Like many other bridges on this list, the Jubilee Parkway consists of two parallel bridges: two concrete viaducts that run along Interstate 10 from the city of Spanish Port to the east tunnel entrance of George Wallace.

San Mateo–Hayward Bridge, California - 7 miles

Aerial View of San Mateo Bridge in San Francisco Bay Area.

As the only West Coast bridge on the list, the San Mateo-Hayward Bridge is the longest bridge in California, connecting the San Francisco Peninsula with the East Bay.

The bridge, originally named the San Francisco Bay Toll Bridge when it opened in 1929, was later rebuilt in 1967 as the bridge we know today because of increasing traffic and aging over the years.

Today, about 80,000 vehicles cross the bridge daily between Foster City and Hayward.

Seven Mile Bridge, Florida - 6.8 miles

Amazing nature of Florida Keys, Marathon island, Seven Mile Bridge road.

Down in the Florida Keys in Monroe County you can find the Seven Mile Bridge, connecting Marathon to Little Duck Key.

The bridge has two channels: the old bridge, completed in 1912, and the new portion, opened to the public in 1982. The new portion is used for vehicles, while pedestrians and cyclists use the old bridge.

Like the Jubilee Parkway in Alabama, the Seven Mile Bridge offers beautiful views. There is plenty of space along the bridge to pull over and admire the vast, clear waters on both sides. The sights here are so picturesque that numerous movies have been filmed on the bridge.
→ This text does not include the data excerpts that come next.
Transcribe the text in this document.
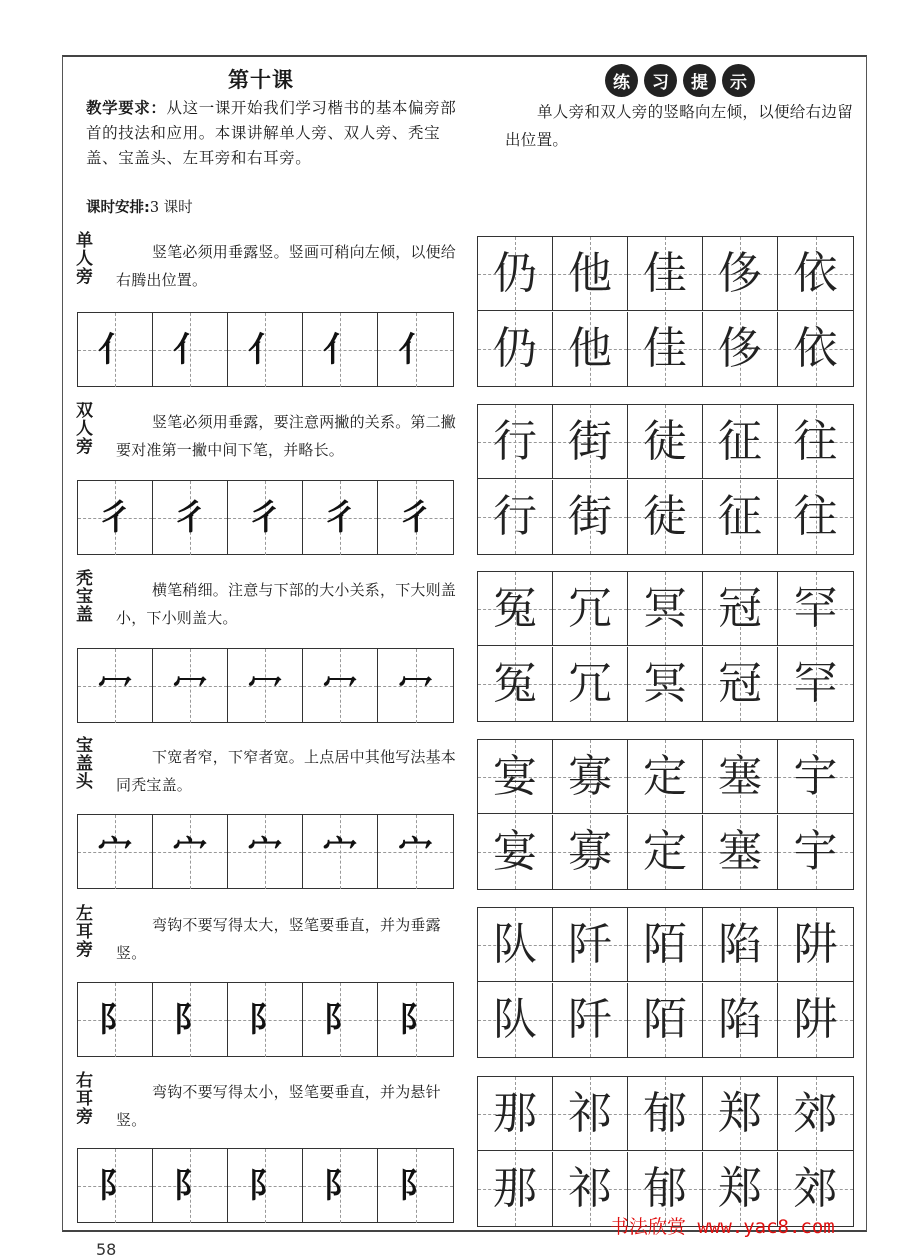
第十课
教学要求：从这一课开始我们学习楷书的基本偏旁部首的技法和应用。本课讲解单人旁、双人旁、秃宝盖、宝盖头、左耳旁和右耳旁。
课时安排:3 课时
练	习	提	示
单人旁和双人旁的竖略向左倾，以便给右边留出位置。
单
人
旁
竖笔必须用垂露竖。竖画可稍向左倾，以便给右腾出位置。
亻 亻 亻 亻 亻
仍 他 佳 侈 依
仍 他 佳 侈 依
双
人
旁
竖笔必须用垂露，要注意两撇的关系。第二撇要对准第一撇中间下笔，并略长。
彳 彳 彳 彳 彳
行 街 徒 征 往
行 街 徒 征 往
秃
宝
盖
横笔稍细。注意与下部的大小关系，下大则盖小，下小则盖大。
冖 冖 冖 冖 冖
冤 冗 冥 冠 罕
冤 冗 冥 冠 罕
宝
盖
头
下宽者窄，下窄者宽。上点居中其他写法基本同秃宝盖。
宀 宀 宀 宀 宀
宴 寡 定 塞 宇
宴 寡 定 塞 宇
左
耳
旁
弯钩不要写得太大，竖笔要垂直，并为垂露竖。
阝 阝 阝 阝 阝
队 阡 陌 陷 阱
队 阡 陌 陷 阱
右
耳
旁
弯钩不要写得太小，竖笔要垂直，并为悬针竖。
阝 阝 阝 阝 阝
那 祁 郁 郑 郊
那 祁 郁 郑 郊
书法欣赏 www.yac8.com
58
General W.K. Wilson Jr. Bridge, Alabama - 6 miles

The General W.K. Wilson Jr. Bridge (Dolly Parton Bridge) near Mobile, Alabama.

The General W.L. Wilson Jr. Bridge opened in 1981. It consists of four lanes of Interstate 65 that cross the Mobile-Tensaw River Delta northeast of Mobile.

It was named after a chief of the US Army Corps of Engineers who, in the 1960s, emerged as an early voice advocating for a high-level bridge on Interstate 65 to cross the Mobile River.

But, depending on who you ask, you might hear the bridge called by a different name. Nicknamed the Dolly Parton Bridge, some people see a striking resemblance between its arches and the famous singer’s distinct appearance.


Undoubtedly, the US has some of the world’s grandest structures. Among the mightiest are the hundreds of thousands of bridges, some new and some still standing strong over one hundred years after initial construction. The bridges on this list alone combine for almost 130 miles, totaling nearly the same amount of miles it would take to drive from the Lake Pontchartrain Causeway in Louisiana to the Jubilee Parkway, two states over in Alabama.

Bridges are much more than structures that connect two points across a waterway. They connect cities, cultures, and regions. And, as they have for thousands of years, they continue to connect human beings.